Despite all the warnings about the potentially devastating effects of a global avian flu pandemic, only half of the world's major multinationals have yet to put in place - or even start to think about - contingency plans.

A new survey of 90 multinational companies by consultants Watson Wyatt Worldwide has revealed marked regional variations in attitudes towards a possible flu pandemic, with three-quarters of firms operating in Asia-Pacific saying they are greatly or moderately worried about it compared with only a third of those in the United States.

With the impact of the SARS virus of 2003 still fresh in their minds, more than half (52 per cent) of companies in Asia-Pacific are considering putting programs in place to deal with the avian flu and a third have already made plans.

Forty eight per cent of companies operating in the United States are considering such plans, as are 47 per cent in Europe, 44 per cent in Latin America and 42 per cent in Canada.

But only 15 per cent have plans in place in the United States, 11 per cent in Europe, 10 per cent in Canada and 9 per cent in Latin America.

That still leaves some one in five companies that claim they are not at all concerned about the avian flu.

Yet as disaster planning by global banking giant HSBC - world's third largest bank - has estimated, as many as fifty per cent of the workforce could be put out of action by a flu pandemic

Head of crisis management at HSBC, Bob Pigg, said that "(Bird flu) is probably the single biggest challenge for the whole group. None of us knows the virulence of the virus, but I would rather be prepared for the worst."

HSBC's estimates were made up of the proportion of staff expected to be sick with flu, those with secondary infections, others caring for other family members and those avoiding the office to escape infection.

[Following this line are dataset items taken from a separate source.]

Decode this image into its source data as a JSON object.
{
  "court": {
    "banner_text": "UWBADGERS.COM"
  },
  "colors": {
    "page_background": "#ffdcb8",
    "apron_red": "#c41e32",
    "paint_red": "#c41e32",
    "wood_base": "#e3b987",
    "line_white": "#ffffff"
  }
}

While focusing on Asia is a logical response to news of flu cases there, employers need to make sure they are considering the possible impact the avian flu could have on all regions," said Robert Wesselkamper, director of international consulting at Watson Wyatt.

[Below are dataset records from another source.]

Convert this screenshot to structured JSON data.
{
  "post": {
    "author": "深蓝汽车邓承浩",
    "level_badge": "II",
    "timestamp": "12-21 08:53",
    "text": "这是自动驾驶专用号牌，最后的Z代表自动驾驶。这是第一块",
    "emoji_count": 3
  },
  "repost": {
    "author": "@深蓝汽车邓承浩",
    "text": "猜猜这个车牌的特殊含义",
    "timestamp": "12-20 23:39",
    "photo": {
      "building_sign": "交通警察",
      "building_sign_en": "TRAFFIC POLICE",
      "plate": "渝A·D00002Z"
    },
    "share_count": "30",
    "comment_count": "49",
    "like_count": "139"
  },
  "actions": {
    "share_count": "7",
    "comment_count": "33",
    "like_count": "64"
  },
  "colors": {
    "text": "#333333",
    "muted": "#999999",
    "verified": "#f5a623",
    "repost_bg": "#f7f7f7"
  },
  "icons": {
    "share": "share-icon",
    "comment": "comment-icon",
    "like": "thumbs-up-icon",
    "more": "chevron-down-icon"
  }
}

"It pays to be proactive when dealing with a virus that could have such a big impact on the workforce."

Companies also said they were far more worried about an avian flu outbreak in Asia than in other regions. A strong majority (74 per cent) said they were concerned to a great or moderate extent about the impact the flu would have on their workforce in Asia-Pacific, compared with 45 per cent in Europe, 38 per cent in Canada, 36 per cent in Latin America and 34 per cent in the United States.

"A good first step for companies is to note what worked and what didn't in their planned responses to past threats such as SARS," Wesselkamper said.

"Companies should also make sure to communicate their formal plans to manage through any business interruption ó including alternative work arrangements and reimbursement for preventive and onset treatment ó to the entire workforce, particularly associates responsible for deployment."